More that the store was inconveniencing regular customers by roping off aisles where there were no "Black Friday" deals going on. A private business has every right to do these sort of things, of course. But it's probably not good business practice to make a regular customers have to practically jump through hoops in order to get simple laundry detergent.
This Walmart is in a middle to upper-middle class area so I doubt the people there were poor, though it is possible they could be from some of the more out-lying areas without Walmarts where class structure might dip down to lower-middle and upper-lower classes.
It's just more to see people so adamant and lining up to get whatever trivial thing it was that was on sale. It puts things into perspective to compare what people in other countries line-up for (real things that matter) or even what people in this country line up for (food, shelter, jobs, a bed) and then to see these people lining up for and staking "claim" to some cheaply-priced consumer electronic.
It just amazing to me that people here are so... petty. There was a news story in last Wednesday night about man camped out on the side-walk of a Best Buy with the intentions of sleeping there until the store opened early Friday morning/late Thursday night to ensure he was first in line for whatever deals Best Buy was running.
It's just incredible to me that people do such things given all of the problems that there are there in even just metropolitan area. To speak nothing of the state, the country as a whole or elsewhere in the world.
It really boggles my mind as I can't comprehend the mind-set behind it. It's like trying to divide by zero. I can't do it.
And I'm hardly a person of great wealths myself and I like a good deal as much as the next guy but if I miss out on a deal I shrug it off and move on.
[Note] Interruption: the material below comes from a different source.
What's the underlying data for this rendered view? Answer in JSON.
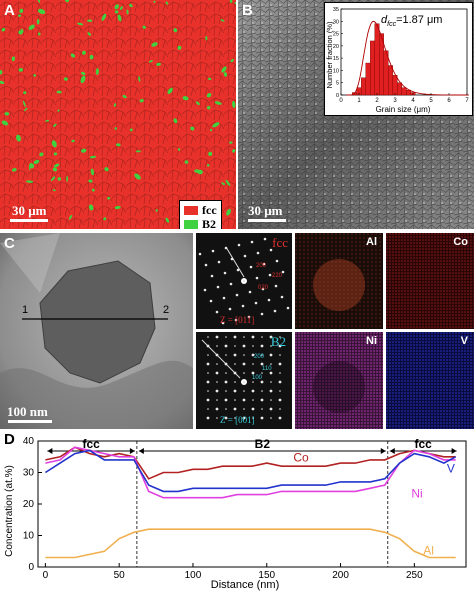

I'm not one who is going to ensure he gets to a Best Buy at midnight to make sure I'm the first to get a cheap Blu-Ray player that'll probably be broken in a year.
I find it amusing, shocking and little bit sad.
If someone is so poor, so destitute that they have to do these things for meaningless consumer goods then maybe they shouldn't be spending $25 on a Blu-Ray player and, instead, they should be spending it on food, to pay a utility bill, to pay rent, to save towards a better car, whatever.
And this sort of stuff I know has been going on for a long time (see above re: the video of mobs over Cabbage-Patch dolls) and it still just amazes me.